As he grabbed his gear, Annika stepped to the doorway of his room.
“I need to speak to you.”
“Sure.” But when she came in, closed the door behind her, he stopped what he was doing. “Serious?”
“Important. In Sasha’s painting, you’re wounded.”
“We’ve all been wounded in this little adventure, Anni. It looked like Doyle took a hit, too, so—”
“He can’t die.”
“And I won’t.” Reading the worry in her eyes, he went to her, took her hands. “I’ll get us out of there.”
“It’s hard for you to travel with so many. Please, don’t lie to soothe me. I won’t be soothed with lies.”
“Not hard so much. It’s tricky. But hey, I got us here, right?”
“It would be tricky—more tricky—when you’re wounded?”
“Annika, there’s no point worrying about that.” Now he ran his hands up her arms, held her by the shoulders. “I’ll get us out, and safe. You have to trust me.”
“I trust you. All that I am trusts what you are. But you’ll be hurt. You and Doyle—he can’t die but he feels pain. I’m not hurt in the painting, and I’m of the sea.”
“Okay.”
“I can get away from the men, from the sharks. I can—the word is distract—until you get away with the others, then—”
“Forget it.” A lick of temper had him tightening his grip on her.
“You must listen!” Temper slapped against temper. “If the tricky is too hard, you can trust me. I can get away without the traveling. You take the others, leave me to—”
“I’m not going to leave you. I’d never leave you. No.” He snapped it out before she could speak again. “If you think I would, if you think I’d even consider it, you don’t know me.”
“Do you understand, I could get to the boat, my way, almost before you could, yours?”
“Doesn’t matter. I’m not leaving you behind, not today, tomorrow, whenever the hell that painting becomes reality.

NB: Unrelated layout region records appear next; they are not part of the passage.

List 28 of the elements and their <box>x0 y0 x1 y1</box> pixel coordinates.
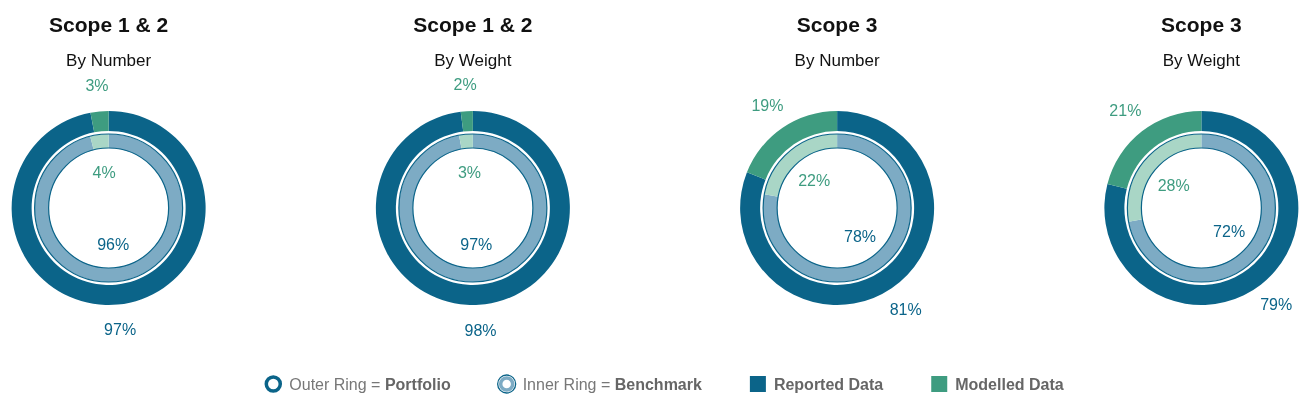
data-label: 4% <box>92 164 116 182</box>
data-label: 97% <box>104 321 137 339</box>
chart-title: Scope 1 & 2 <box>413 13 533 36</box>
chart-subtitle: By Number <box>66 51 152 70</box>
data-label: 28% <box>1157 177 1190 195</box>
data-label: 3% <box>85 76 109 94</box>
data-label: 3% <box>457 164 482 182</box>
data-label: 81% <box>889 300 922 318</box>
legend-label: Modelled Data <box>955 376 1064 393</box>
chart-subtitle: By Weight <box>434 51 512 70</box>
data-label: 22% <box>798 172 831 190</box>
data-label: 19% <box>751 97 784 115</box>
chart-title: Scope 3 <box>1161 13 1242 36</box>
data-label: 72% <box>1213 222 1246 240</box>
data-label: 97% <box>460 235 493 253</box>
legend-label: Outer Ring = Portfolio <box>289 376 451 393</box>
chart-title: Scope 3 <box>796 13 878 36</box>
data-label: 78% <box>844 227 877 245</box>
chart-title: Scope 1 & 2 <box>49 13 169 36</box>
legend-label: Reported Data <box>773 376 884 393</box>
data-label: 21% <box>1109 102 1142 120</box>
legend-label: Inner Ring = Benchmark <box>522 376 702 393</box>
data-label: 2% <box>453 76 477 94</box>
data-label: 98% <box>464 321 497 339</box>
chart-subtitle: By Weight <box>1162 51 1241 70</box>
data-label: 79% <box>1260 296 1293 314</box>
chart-subtitle: By Number <box>794 51 880 70</box>
data-label: 96% <box>97 235 130 253</box>
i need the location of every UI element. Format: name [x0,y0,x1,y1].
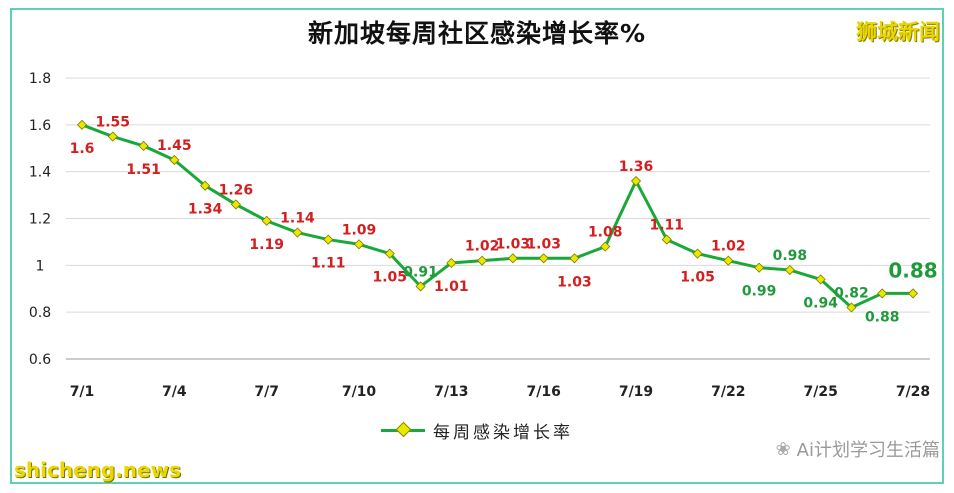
data-point [692,248,703,259]
data-label: 0.94 [803,295,838,311]
brand-logo-text: 狮城新闻 [856,20,940,44]
chat-icon: ❀ [775,438,791,460]
data-label: 1.03 [496,236,531,252]
data-point [138,140,149,151]
credit-text: shicheng.news [14,458,181,482]
data-label: 1.02 [465,239,500,255]
data-label: 1.03 [526,236,561,252]
y-tick-label: 1.6 [29,118,51,134]
data-label: 1.19 [249,237,284,253]
data-label: 0.99 [742,284,777,300]
legend-marker-icon [381,429,425,432]
data-point [569,253,580,264]
data-point [200,180,211,191]
data-label: 0.98 [773,248,808,264]
x-tick-label: 7/16 [526,384,560,400]
data-label: 1.11 [311,256,346,272]
data-point [784,264,795,276]
data-label: 0.91 [403,264,438,280]
x-tick-label: 7/28 [896,384,930,400]
series-line [81,123,913,309]
data-point [815,274,826,285]
data-label: 0.88 [888,258,937,282]
data-label: 1.09 [342,222,377,238]
data-label: 1.34 [188,202,223,218]
data-point [877,288,888,299]
data-point [630,175,642,187]
x-tick-label: 7/19 [619,384,653,400]
data-point [507,253,518,264]
data-point [907,288,919,299]
data-point [384,248,395,259]
data-point [446,257,457,269]
data-label: 1.08 [588,225,623,241]
y-tick-label: 1.4 [29,165,51,181]
x-tick-label: 7/10 [342,384,377,400]
data-label: 1.03 [557,274,592,290]
data-label: 0.82 [834,285,869,301]
data-point [76,119,88,130]
data-label: 1.02 [711,239,746,255]
data-label: 1.05 [373,270,408,286]
data-label: 1.11 [650,218,685,234]
y-tick-label: 1 [36,258,45,274]
data-point [600,241,611,252]
y-tick-label: 0.8 [29,305,51,321]
data-point [323,234,334,245]
x-tick-label: 7/7 [254,384,279,400]
data-label: 1.01 [434,279,469,295]
data-point [169,154,180,166]
data-point [292,227,303,238]
data-point [477,255,488,266]
watermark-text: Ai计划学习生活篇 [796,440,940,461]
data-point [661,234,672,245]
y-tick-label: 0.6 [29,352,51,368]
x-tick-label: 7/13 [434,384,468,400]
data-label: 0.88 [865,309,900,325]
data-point [538,253,549,264]
y-tick-label: 1.2 [29,212,51,228]
data-label: 1.05 [680,270,715,286]
x-tick-label: 7/25 [803,384,837,400]
chart-legend: 每周感染增长率 [0,418,954,443]
chart-frame [10,8,944,484]
data-point [846,302,857,313]
x-tick-label: 7/4 [162,384,187,400]
data-point [107,131,118,142]
data-label: 1.45 [157,138,192,154]
data-label: 1.26 [219,182,254,198]
data-label: 1.6 [70,141,95,157]
data-point [353,239,365,250]
data-point [261,215,272,226]
data-label: 1.14 [280,211,315,227]
y-tick-label: 1.8 [29,71,51,87]
data-label: 1.36 [619,159,654,175]
data-label: 1.55 [96,115,131,131]
chart-title: 新加坡每周社区感染增长率% [307,19,647,48]
x-tick-label: 7/22 [711,384,745,400]
data-point [723,255,734,266]
x-tick-label: 7/1 [70,384,95,400]
watermark: ❀ Ai计划学习生活篇 [776,436,940,462]
legend-label: 每周感染增长率 [433,423,573,443]
data-point [230,199,241,210]
data-point [754,262,765,273]
data-label: 1.51 [126,162,161,178]
data-point [415,281,426,292]
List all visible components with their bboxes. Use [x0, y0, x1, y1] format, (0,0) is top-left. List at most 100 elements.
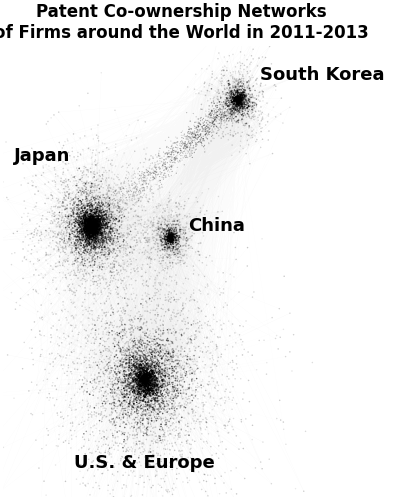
Point [145, 400, 151, 408]
Point [167, 430, 173, 438]
Point [148, 388, 155, 396]
Point [115, 446, 121, 454]
Point [209, 106, 215, 114]
Point [90, 214, 96, 222]
Point [172, 399, 178, 407]
Point [172, 392, 179, 400]
Point [78, 224, 85, 232]
Point [145, 371, 151, 379]
Point [64, 224, 70, 232]
Point [124, 262, 130, 270]
Point [231, 91, 237, 99]
Point [168, 142, 174, 150]
Point [95, 198, 102, 206]
Point [160, 340, 166, 348]
Point [82, 284, 88, 292]
Point [117, 344, 123, 352]
Point [179, 138, 186, 146]
Point [219, 116, 225, 124]
Point [94, 221, 100, 229]
Point [183, 140, 189, 148]
Point [143, 370, 149, 378]
Point [55, 204, 61, 212]
Point [242, 104, 249, 112]
Point [132, 397, 138, 405]
Point [89, 222, 95, 230]
Point [89, 222, 95, 230]
Point [169, 232, 176, 240]
Point [150, 386, 156, 394]
Point [126, 354, 133, 362]
Point [150, 374, 157, 382]
Point [143, 362, 150, 370]
Point [95, 230, 101, 238]
Point [174, 249, 180, 257]
Point [90, 220, 96, 228]
Point [54, 211, 60, 219]
Point [87, 224, 94, 232]
Point [196, 304, 202, 312]
Point [159, 246, 166, 254]
Point [98, 228, 104, 236]
Point [72, 236, 79, 244]
Point [88, 212, 95, 220]
Point [154, 436, 160, 444]
Point [90, 222, 96, 230]
Point [108, 220, 114, 228]
Point [88, 223, 95, 231]
Point [90, 225, 97, 233]
Point [151, 372, 157, 380]
Point [156, 377, 162, 385]
Point [93, 198, 99, 206]
Point [62, 242, 69, 250]
Point [117, 185, 124, 193]
Point [163, 174, 169, 182]
Point [170, 151, 177, 159]
Point [137, 380, 143, 388]
Point [98, 210, 104, 218]
Point [147, 378, 153, 386]
Point [84, 228, 90, 235]
Point [94, 222, 101, 230]
Point [141, 378, 148, 386]
Point [95, 223, 101, 231]
Point [88, 222, 95, 230]
Point [137, 382, 144, 390]
Point [162, 238, 168, 246]
Point [84, 223, 90, 231]
Point [135, 365, 141, 373]
Point [87, 226, 93, 234]
Point [140, 170, 146, 178]
Point [141, 374, 147, 382]
Point [92, 220, 99, 228]
Point [171, 358, 177, 366]
Point [80, 214, 86, 222]
Point [107, 392, 114, 400]
Point [152, 151, 159, 159]
Point [138, 382, 144, 390]
Point [231, 97, 238, 105]
Point [101, 216, 108, 224]
Point [79, 229, 85, 237]
Point [156, 164, 162, 172]
Point [122, 307, 129, 315]
Point [89, 217, 96, 225]
Point [143, 180, 149, 188]
Point [228, 92, 234, 100]
Point [210, 134, 216, 142]
Point [87, 217, 94, 225]
Point [236, 94, 242, 102]
Point [134, 357, 141, 365]
Point [120, 209, 127, 217]
Point [198, 120, 204, 128]
Point [150, 384, 156, 392]
Point [121, 378, 128, 386]
Point [60, 222, 66, 230]
Point [143, 346, 149, 354]
Point [127, 345, 134, 353]
Point [112, 388, 118, 396]
Point [104, 189, 110, 197]
Point [142, 238, 148, 246]
Point [222, 108, 228, 116]
Point [80, 226, 87, 234]
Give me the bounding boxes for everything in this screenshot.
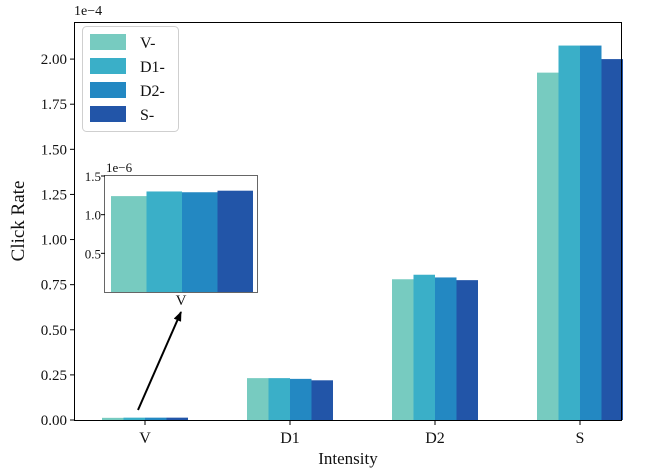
x-tick-label-D1: D1 <box>280 430 300 447</box>
inset-y-tick-label: 0.5 <box>85 246 101 261</box>
bar-D2-D2 <box>435 277 457 420</box>
x-tick-label-D2: D2 <box>425 430 445 447</box>
x-tick-label-V: V <box>139 430 151 447</box>
y-tick-label: 0.25 <box>41 368 67 384</box>
y-tick-label: 1.50 <box>41 142 67 158</box>
inset-y-tick-label: 1.5 <box>85 169 101 184</box>
inset-bar-D2 <box>182 192 218 292</box>
y-tick-label: 1.00 <box>41 233 67 249</box>
legend-label: D1- <box>140 59 165 76</box>
legend-label: D2- <box>140 83 165 100</box>
x-tick-label-S: S <box>576 430 585 447</box>
bar-D1-S <box>312 380 334 420</box>
inset-bar-V <box>111 196 147 292</box>
y-tick-label: 1.75 <box>41 97 67 113</box>
y-tick-label: 0.00 <box>41 413 67 429</box>
bar-V-D1 <box>124 418 146 420</box>
legend-swatch <box>90 106 126 122</box>
inset-bar-D1 <box>147 191 183 292</box>
bar-V-V <box>102 418 124 420</box>
legend: V- D1- D2- S- <box>83 27 179 132</box>
y-tick-label: 1.25 <box>41 187 67 203</box>
x-axis-title: Intensity <box>318 449 378 468</box>
bar-S-V <box>537 73 559 420</box>
legend-label: S- <box>140 107 154 124</box>
y-axis: 0.00 0.25 0.50 0.75 1.00 1.25 1.50 1.75 2.00 <box>41 52 75 429</box>
bar-D1-D1 <box>269 378 291 420</box>
y-scale-label: 1e−4 <box>74 4 102 19</box>
inset-chart: 0.5 1.0 1.5 1e−6 V <box>85 160 258 309</box>
bar-S-S <box>602 59 624 420</box>
y-tick-label: 0.75 <box>41 278 67 294</box>
inset-y-tick-label: 1.0 <box>85 208 101 223</box>
legend-label: V- <box>140 35 155 52</box>
bar-D2-V <box>392 279 414 420</box>
y-axis-title: Click Rate <box>8 181 29 262</box>
x-axis: V D1 D2 S <box>139 420 584 447</box>
inset-bars <box>111 191 253 292</box>
bar-S-D1 <box>559 46 581 420</box>
y-tick-label: 0.50 <box>41 323 67 339</box>
inset-scale-label: 1e−6 <box>106 160 133 175</box>
y-tick-label: 2.00 <box>41 52 67 68</box>
bar-V-S <box>167 418 189 420</box>
inset-bar-S <box>218 191 254 292</box>
legend-swatch <box>90 82 126 98</box>
bar-D2-D1 <box>414 275 436 420</box>
bar-D2-S <box>457 280 479 420</box>
legend-swatch <box>90 34 126 50</box>
zoom-arrow <box>138 312 181 410</box>
inset-category-label: V <box>176 293 187 309</box>
inset-y-axis: 0.5 1.0 1.5 <box>85 169 105 261</box>
bar-D1-V <box>247 378 269 420</box>
bar-S-D2 <box>580 46 602 420</box>
bar-V-D2 <box>145 418 167 420</box>
bar-D1-D2 <box>290 379 312 420</box>
legend-swatch <box>90 58 126 74</box>
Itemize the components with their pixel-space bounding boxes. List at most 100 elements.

Not anywhere, not anytime.” Because he read something in her eyes—she’d suck at poker—he released her shoulders to take her face in the same firm grip. “And don’t think you can pull away far enough so I can’t connect. That’s not happening either, and you’d just make it harder for me.”
“I don’t want to make it hard. I want you safe.”
“I will be, and so will you.” He tipped her head back, just a little, laid his lips on hers. Quiet, soothing. At first.
Then she wrapped around him, surrounded him, and he lost himself in the warmth and wanting. He pressed her back against the wall, let himself take, let himself savor what she gave, let himself savor what she made him feel in his blood, in his bones.
The three rude bangs on the door barely registered.
“Sawyer! Get your hands off the girl,” Doyle ordered. “We’re moving.”
“We have to go.” Reluctantly, almost painfully, Sawyer took his hands off the girl.
“Why don’t you have sex with me?”
“What?” He took a step back, as if from a live grenade. “What?”
“Your sex part gets hard for sex, but you don’t ask for sex. I don’t know if I’m allowed to ask for sex. I don’t know the rules of this.”